CARRARA & L’ EXTRAVAGANCE DU MARBRE

Il fallait être courageux ce matin-là pour décider malgré pluie et tempête, de braver ce mauvais temps pour monter au plus près des carrières de Carrara dans les alpes apuanes par 900m d’altitude…

Carrara :

Une histoire qui date de plus de 2000 ans et commence à l’âge de bronze où les hommes façonnaient le marbre pour faire des ustensiles, amulettes, parures.

L’extraction fut ensuite développée par les romains pour construire leurs édifices publiques et privés et façonner leurs statues. Leur exigence de qualité les mena vers le marbre de Carrare dont la blancheur est incontestable et reconnue.

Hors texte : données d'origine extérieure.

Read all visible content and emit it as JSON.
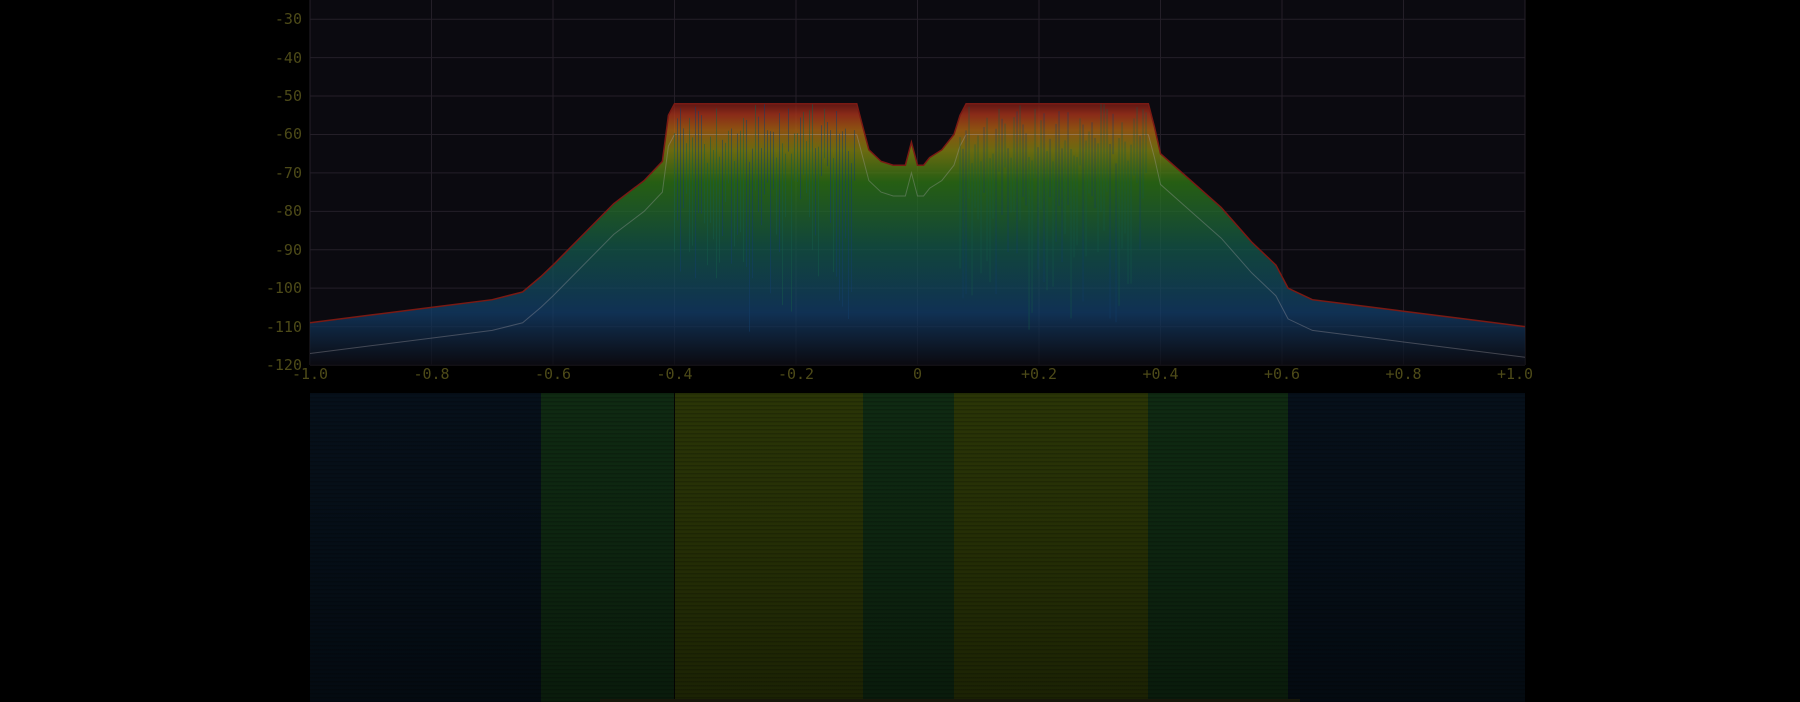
{
  "app": {
    "view": "Spectrum analyzer with waterfall"
  },
  "colors": {
    "background": "#000000",
    "plot_background": "#0b0a10",
    "grid": "#241f28",
    "tick_text": "#4d4a18",
    "trace_outer": "#7a1a14",
    "trace_red": "#b3351b",
    "trace_orange": "#b86a12",
    "trace_yellow": "#8a8a10",
    "trace_green": "#2f7a14",
    "trace_teal": "#13594a",
    "trace_blue": "#123e6a",
    "mean_line": "#a9a2a8",
    "waterfall_strong": "#2a3506",
    "waterfall_mid": "#0f2a12",
    "waterfall_weak": "#06101a"
  },
  "chart_data": {
    "type": "area",
    "y_ticks": [
      "-30",
      "-40",
      "-50",
      "-60",
      "-70",
      "-80",
      "-90",
      "-100",
      "-110",
      "-120"
    ],
    "x_ticks": [
      "-1.0",
      "-0.8",
      "-0.6",
      "-0.4",
      "-0.2",
      "0",
      "+0.2",
      "+0.4",
      "+0.6",
      "+0.8",
      "+1.0"
    ],
    "xlim": [
      -1.0,
      1.0
    ],
    "ylim": [
      -120,
      -25
    ],
    "grid": true,
    "series": [
      {
        "values_x": [
          -1.0,
          -0.9,
          -0.8,
          -0.7,
          -0.65,
          -0.62,
          -0.6,
          -0.55,
          -0.5,
          -0.45,
          -0.42,
          -0.41,
          -0.4,
          -0.3,
          -0.2,
          -0.1,
          -0.09,
          -0.08,
          -0.06,
          -0.04,
          -0.02,
          -0.01,
          0.0,
          0.01,
          0.02,
          0.04,
          0.06,
          0.07,
          0.08,
          0.1,
          0.2,
          0.3,
          0.38,
          0.39,
          0.4,
          0.45,
          0.5,
          0.55,
          0.59,
          0.6,
          0.61,
          0.65,
          0.7,
          0.8,
          0.9,
          1.0
        ],
        "values_y": [
          -109,
          -107,
          -105,
          -103,
          -101,
          -97,
          -94,
          -86,
          -78,
          -72,
          -67,
          -55,
          -52,
          -52,
          -52,
          -52,
          -58,
          -64,
          -67,
          -68,
          -68,
          -62,
          -68,
          -68,
          -66,
          -64,
          -60,
          -55,
          -52,
          -52,
          -52,
          -52,
          -52,
          -58,
          -65,
          -72,
          -79,
          -88,
          -94,
          -97,
          -100,
          -103,
          -104,
          -106,
          -108,
          -110
        ]
      }
    ]
  },
  "waterfall": {
    "bands": [
      {
        "from": -1.0,
        "to": -0.62,
        "level": 0.05
      },
      {
        "from": -0.62,
        "to": -0.4,
        "level": 0.35
      },
      {
        "from": -0.4,
        "to": -0.09,
        "level": 1.0
      },
      {
        "from": -0.09,
        "to": 0.06,
        "level": 0.55
      },
      {
        "from": 0.06,
        "to": 0.38,
        "level": 1.0
      },
      {
        "from": 0.38,
        "to": 0.61,
        "level": 0.35
      },
      {
        "from": 0.61,
        "to": 1.0,
        "level": 0.05
      }
    ]
  }
}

Les modes et techniques d’extraction ont connus des développements significatifs à travers le temps.

L’utilisation de pics, coins et leviers, technique utilisée par Romains pour l’extraction avait recours à une  main d’œuvre d’esclaves, de condamnés ou de Chrétiens. Le Marmorarius extrayait le marbre, le Quadratarius taillait les blocs bruts et le Serrarius tranchait le bloc en plaques.

Les carrières de Carrare ont trouvé leur essor avec la Renaissance. Le marbre blanc de Carrare, blanc parfait, correspondait en tous points au matériau noble que recherchaient des sculpteurs comme Donatello, Andréa del Verrocchio, Lombardo, Sansovino ou Michel Ange.

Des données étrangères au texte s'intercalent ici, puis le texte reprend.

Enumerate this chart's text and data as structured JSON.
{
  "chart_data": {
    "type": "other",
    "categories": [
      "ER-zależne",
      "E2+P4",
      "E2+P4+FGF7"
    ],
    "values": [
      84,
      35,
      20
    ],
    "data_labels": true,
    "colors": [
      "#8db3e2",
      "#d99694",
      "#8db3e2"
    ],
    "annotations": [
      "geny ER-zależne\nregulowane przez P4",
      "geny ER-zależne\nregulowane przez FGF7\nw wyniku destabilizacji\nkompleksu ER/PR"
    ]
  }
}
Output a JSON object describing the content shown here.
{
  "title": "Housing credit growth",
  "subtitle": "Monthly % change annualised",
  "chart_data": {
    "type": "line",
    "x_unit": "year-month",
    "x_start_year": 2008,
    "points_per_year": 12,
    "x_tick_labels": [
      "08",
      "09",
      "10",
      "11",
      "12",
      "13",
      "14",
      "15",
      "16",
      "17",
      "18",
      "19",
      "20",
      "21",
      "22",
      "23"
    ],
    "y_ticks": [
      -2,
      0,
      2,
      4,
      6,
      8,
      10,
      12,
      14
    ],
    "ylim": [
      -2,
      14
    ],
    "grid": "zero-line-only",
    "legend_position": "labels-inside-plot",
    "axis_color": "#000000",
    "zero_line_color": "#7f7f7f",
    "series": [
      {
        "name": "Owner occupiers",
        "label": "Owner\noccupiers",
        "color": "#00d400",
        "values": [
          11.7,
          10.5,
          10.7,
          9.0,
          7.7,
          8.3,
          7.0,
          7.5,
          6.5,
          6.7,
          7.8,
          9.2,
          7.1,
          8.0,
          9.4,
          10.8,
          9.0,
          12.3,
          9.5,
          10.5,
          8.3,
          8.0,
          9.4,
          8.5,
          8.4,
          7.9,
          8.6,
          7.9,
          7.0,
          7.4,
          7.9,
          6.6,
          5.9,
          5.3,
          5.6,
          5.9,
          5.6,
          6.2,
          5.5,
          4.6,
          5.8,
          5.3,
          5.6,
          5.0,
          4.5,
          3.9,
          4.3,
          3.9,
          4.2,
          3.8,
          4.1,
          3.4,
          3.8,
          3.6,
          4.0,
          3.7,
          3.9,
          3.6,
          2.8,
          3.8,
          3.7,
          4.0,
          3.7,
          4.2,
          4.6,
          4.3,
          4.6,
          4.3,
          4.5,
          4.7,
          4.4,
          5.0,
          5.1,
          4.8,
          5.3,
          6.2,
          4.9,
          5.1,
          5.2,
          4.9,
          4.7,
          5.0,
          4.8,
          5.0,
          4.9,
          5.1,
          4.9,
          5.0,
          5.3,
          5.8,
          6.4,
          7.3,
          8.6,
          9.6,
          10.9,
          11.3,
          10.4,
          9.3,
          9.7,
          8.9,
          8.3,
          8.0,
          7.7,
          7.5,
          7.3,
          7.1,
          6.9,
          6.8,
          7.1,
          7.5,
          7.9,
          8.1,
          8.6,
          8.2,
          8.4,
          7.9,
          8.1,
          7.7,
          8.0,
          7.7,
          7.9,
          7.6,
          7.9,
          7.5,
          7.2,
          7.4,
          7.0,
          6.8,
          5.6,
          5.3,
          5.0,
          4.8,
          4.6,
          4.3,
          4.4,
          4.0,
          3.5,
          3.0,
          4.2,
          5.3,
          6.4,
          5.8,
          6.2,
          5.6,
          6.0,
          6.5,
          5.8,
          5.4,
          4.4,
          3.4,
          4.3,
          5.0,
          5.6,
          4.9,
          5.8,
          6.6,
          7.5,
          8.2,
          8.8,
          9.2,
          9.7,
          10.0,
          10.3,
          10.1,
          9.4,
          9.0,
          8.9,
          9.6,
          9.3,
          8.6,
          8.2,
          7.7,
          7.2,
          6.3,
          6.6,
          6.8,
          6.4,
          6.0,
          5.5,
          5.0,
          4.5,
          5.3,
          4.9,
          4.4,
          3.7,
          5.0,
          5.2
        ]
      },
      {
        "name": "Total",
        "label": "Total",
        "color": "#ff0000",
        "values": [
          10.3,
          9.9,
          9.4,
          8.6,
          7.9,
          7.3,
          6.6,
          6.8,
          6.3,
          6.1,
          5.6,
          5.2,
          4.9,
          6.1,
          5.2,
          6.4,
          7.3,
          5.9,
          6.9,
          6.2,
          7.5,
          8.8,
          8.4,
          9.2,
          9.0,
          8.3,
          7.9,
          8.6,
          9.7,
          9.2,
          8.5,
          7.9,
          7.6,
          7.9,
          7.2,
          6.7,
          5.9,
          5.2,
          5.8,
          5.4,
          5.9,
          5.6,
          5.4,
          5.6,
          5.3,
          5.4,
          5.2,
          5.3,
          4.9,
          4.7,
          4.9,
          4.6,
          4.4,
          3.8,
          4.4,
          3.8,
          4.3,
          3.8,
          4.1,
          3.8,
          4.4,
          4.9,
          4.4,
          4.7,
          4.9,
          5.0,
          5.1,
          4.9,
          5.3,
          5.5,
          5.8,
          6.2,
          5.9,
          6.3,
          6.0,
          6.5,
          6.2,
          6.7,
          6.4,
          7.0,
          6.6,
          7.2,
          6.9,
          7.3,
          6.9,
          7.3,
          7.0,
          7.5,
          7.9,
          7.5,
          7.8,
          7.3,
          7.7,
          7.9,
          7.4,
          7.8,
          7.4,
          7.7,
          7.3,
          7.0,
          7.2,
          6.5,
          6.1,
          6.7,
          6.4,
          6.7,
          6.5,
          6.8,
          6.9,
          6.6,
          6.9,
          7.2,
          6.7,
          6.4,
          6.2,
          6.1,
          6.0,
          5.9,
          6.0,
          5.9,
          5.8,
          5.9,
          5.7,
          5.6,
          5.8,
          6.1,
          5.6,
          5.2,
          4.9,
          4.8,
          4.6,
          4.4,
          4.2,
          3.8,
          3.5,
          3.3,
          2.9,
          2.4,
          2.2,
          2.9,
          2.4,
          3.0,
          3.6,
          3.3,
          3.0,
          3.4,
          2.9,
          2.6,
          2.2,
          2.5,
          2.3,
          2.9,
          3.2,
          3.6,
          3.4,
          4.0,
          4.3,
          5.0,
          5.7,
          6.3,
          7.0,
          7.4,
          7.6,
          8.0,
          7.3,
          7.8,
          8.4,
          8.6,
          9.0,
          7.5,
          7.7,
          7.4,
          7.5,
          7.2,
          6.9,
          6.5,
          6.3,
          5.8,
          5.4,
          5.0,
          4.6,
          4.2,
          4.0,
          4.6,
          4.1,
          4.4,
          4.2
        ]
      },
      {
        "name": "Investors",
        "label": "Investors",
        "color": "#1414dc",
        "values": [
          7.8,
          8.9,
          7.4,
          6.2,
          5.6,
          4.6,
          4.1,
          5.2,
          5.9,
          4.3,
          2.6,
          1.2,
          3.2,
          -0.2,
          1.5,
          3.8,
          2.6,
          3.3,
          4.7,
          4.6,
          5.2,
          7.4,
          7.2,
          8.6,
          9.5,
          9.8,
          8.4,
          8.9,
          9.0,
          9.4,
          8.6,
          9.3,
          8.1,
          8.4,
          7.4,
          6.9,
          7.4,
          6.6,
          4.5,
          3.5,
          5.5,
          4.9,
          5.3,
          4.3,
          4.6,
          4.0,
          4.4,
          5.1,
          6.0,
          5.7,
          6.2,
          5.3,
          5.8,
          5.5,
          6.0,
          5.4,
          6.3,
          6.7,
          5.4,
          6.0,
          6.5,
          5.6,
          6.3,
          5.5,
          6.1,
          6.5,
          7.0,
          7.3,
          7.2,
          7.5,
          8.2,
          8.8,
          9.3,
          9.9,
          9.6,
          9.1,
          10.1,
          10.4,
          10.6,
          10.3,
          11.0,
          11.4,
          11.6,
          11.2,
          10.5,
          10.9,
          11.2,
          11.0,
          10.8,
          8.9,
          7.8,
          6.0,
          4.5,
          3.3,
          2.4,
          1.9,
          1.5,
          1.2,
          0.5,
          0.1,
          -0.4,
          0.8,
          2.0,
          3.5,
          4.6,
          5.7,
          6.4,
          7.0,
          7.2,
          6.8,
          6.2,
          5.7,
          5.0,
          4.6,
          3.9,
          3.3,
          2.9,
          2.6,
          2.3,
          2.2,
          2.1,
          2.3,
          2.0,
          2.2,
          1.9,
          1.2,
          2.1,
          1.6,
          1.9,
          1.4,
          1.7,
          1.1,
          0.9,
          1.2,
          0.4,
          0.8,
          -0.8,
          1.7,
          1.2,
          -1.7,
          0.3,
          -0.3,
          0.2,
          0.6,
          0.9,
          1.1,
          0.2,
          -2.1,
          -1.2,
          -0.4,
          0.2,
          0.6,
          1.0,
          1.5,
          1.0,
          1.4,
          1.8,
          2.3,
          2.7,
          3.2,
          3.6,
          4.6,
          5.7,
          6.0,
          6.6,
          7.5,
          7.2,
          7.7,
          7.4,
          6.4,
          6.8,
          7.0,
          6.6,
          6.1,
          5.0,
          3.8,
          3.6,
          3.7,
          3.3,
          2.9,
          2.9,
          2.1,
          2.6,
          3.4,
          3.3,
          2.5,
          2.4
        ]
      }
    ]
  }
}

Les sculptures représentent des corps nus plus valorisés et détaillés, avec des poses plus en mouvement, obligeant le spectateur à en faire le tour pour bien en voir tous les détails.

Il se dit que Michel Ange aurait sculpté le fameux David dans un bloc de marbre dont aucun autre sculpteur ne voulait car très étroit et de qualité moindre à cause d'une fissure, une brèche qu'il a utilisée pour créer l'espace entre le bras et le torse.

Aujourd’hui l’excavation à ciel ouvert des blocs commence par un dégagement du plan supérieur puis une découpe du plan inferieur.

Une extraction qui ne touche pas les pics des montagnes pour ne pas modifier la ligne du ciel – skyline -  et qui s’effectue en espaliers à partir du haut pour descendre progressivement par une succession de murs d’où sont extrait les blocs.

Ceux-ci sont découpés selon un protocole bien défini à l’aide d’une scie diamantée et de fils diamanté - constitué d'une alternance de caoutchouc et de perles de tungstène - pour devenir un bloc aux dimensions de 4 mètres de profondeur X 10m de longueur X 10m de hauteur.

Cet ensemble sera ensuite débité pour en faire des blocs transportables sachant que 1m3 pèse 3 tonnes…ils seront descendus par camion vers les scieries dans la vallée pour être découpés selon les usages et demandes.

L’eau utilisée pour les découpes de l’excavation est l’eau de pluie récupérée dans des citernes, car en effet il peut pleuvoir abondament aussi comme le jour de notre visite, comme il peut y avoir une chaleur accablante l’été.

Les techniques actuelles favorisent l’exploitation et le rendement globale des 3 vallées en exploitation à Carrara - Colonnata, Fantiscritti, Campo Cecina - qui produisent jusqu’à 25 millions de tonnes par an.

Une partie de ces marbres de différentes qualités en dehors du marbre statuaire, seront utilisés en architecture intérieure essentiellement pour les sols, plans de travail, salles de bain, tables et petits mobiliers.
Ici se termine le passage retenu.